DeGauss: Dynamic-Static Decomposition with Gaussian Splatting for Distractor-free 3D Reconstruction¶

Conference: ICCV 2025 arXiv: 2503.13176 Code: GitHub Area: 3D Vision Keywords: 3D Gaussian Splatting, dynamic scene reconstruction, dynamic-static decomposition, distractor-free reconstruction, self-supervised

TL;DR¶

This paper proposes DeGauss, a self-supervised framework based on decoupled dynamic-static Gaussian Splatting.
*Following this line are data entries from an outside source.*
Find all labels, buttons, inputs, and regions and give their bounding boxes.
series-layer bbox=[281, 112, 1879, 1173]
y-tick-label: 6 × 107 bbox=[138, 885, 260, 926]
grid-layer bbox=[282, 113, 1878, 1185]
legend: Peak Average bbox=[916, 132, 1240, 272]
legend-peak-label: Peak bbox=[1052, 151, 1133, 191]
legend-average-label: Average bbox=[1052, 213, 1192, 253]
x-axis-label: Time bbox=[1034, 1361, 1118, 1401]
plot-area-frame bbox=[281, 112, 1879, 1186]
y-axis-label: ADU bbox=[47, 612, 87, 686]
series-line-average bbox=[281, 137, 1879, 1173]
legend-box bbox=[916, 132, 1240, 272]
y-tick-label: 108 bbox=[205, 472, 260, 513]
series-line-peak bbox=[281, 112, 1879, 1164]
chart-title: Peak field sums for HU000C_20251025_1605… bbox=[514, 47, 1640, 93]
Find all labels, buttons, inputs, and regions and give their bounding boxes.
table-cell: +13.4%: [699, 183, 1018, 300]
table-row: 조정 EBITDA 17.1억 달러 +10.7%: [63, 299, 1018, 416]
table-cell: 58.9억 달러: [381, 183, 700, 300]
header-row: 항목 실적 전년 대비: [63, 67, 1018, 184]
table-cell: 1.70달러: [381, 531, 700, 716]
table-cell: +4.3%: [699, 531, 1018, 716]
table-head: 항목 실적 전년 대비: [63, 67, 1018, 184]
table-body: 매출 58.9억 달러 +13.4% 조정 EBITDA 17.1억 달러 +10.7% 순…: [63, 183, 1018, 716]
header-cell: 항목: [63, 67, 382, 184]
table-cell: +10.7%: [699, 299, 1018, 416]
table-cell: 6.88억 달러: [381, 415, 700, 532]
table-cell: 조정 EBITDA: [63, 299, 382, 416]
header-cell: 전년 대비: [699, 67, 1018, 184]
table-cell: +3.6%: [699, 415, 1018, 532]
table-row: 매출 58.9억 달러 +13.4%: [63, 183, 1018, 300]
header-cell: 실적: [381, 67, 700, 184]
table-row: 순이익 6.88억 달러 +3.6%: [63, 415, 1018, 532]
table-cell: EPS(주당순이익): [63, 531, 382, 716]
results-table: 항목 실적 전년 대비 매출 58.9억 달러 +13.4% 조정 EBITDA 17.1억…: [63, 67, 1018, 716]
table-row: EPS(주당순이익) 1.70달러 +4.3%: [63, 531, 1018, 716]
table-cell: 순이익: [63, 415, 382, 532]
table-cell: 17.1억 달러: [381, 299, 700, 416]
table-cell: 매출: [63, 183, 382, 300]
By combining foreground dynamic Gaussians and background static Gaussians via a probabilistic composition mask, it achieves distractor-free 3D reconstruction across a broad range of scenarios, from casually captured image collections to highly dynamic egocentric videos.

Background & Motivation¶

Reconstructing clean static 3D scenes from real-world videos and images is a core challenge in computer vision. Existing methods face the following difficulties:

Limitations of the static-scene assumption: NeRF and 3DGS perform well in controlled static settings, but in everyday captures containing dynamic elements (pedestrians, moving objects), dynamic content is modeled as view-dependent artifacts ("floaters"), severely degrading reconstruction quality.

Unique challenges of egocentric video: Videos recorded with head-mounted cameras involve severe camera motion, motion blur, frequent human–object interactions, and the operator's own body, making dynamic-static separation extremely difficult.

Shortcomings of existing distractor-removal methods: - Residual-based methods (NeRF-on-the-go, WildGaussians, SpotlessSplats) use reconstruction-loss residuals and semantic features to identify dynamic regions, but are sensitive to initialization and generalize poorly under intra-class dynamic-static ambiguity and scene deformation. - NeRF-based decomposition methods (Nerf-W, NeuralDiff, D2NeRF) model dynamics through a dedicated branch, but train slowly; their dynamic branches may under-segment in sparse-input settings and over-segment in highly dynamic videos.

Key insight: Dynamic Gaussians excel at temporal modeling but tend to overfit training viewpoints and generalize poorly to novel views; static Gaussians cannot handle motion but provide more stable cross-view representations. DeGauss leverages the complementary strengths of both via a decoupled foreground–background design that enables coordinated optimization.

Method¶

Overall Architecture¶

DeGauss employs two sets of Gaussians: foreground dynamic Gaussians \(\mathcal{G}_f\) with a spatiotemporal deformation module to handle dynamic elements, and background static Gaussians \(\mathcal{G}_b\) for static content. A probabilistic composition mask derived by rasterizing the foreground Gaussians governs their combination, allowing the two branches to be optimized independently while remaining mutually complementary.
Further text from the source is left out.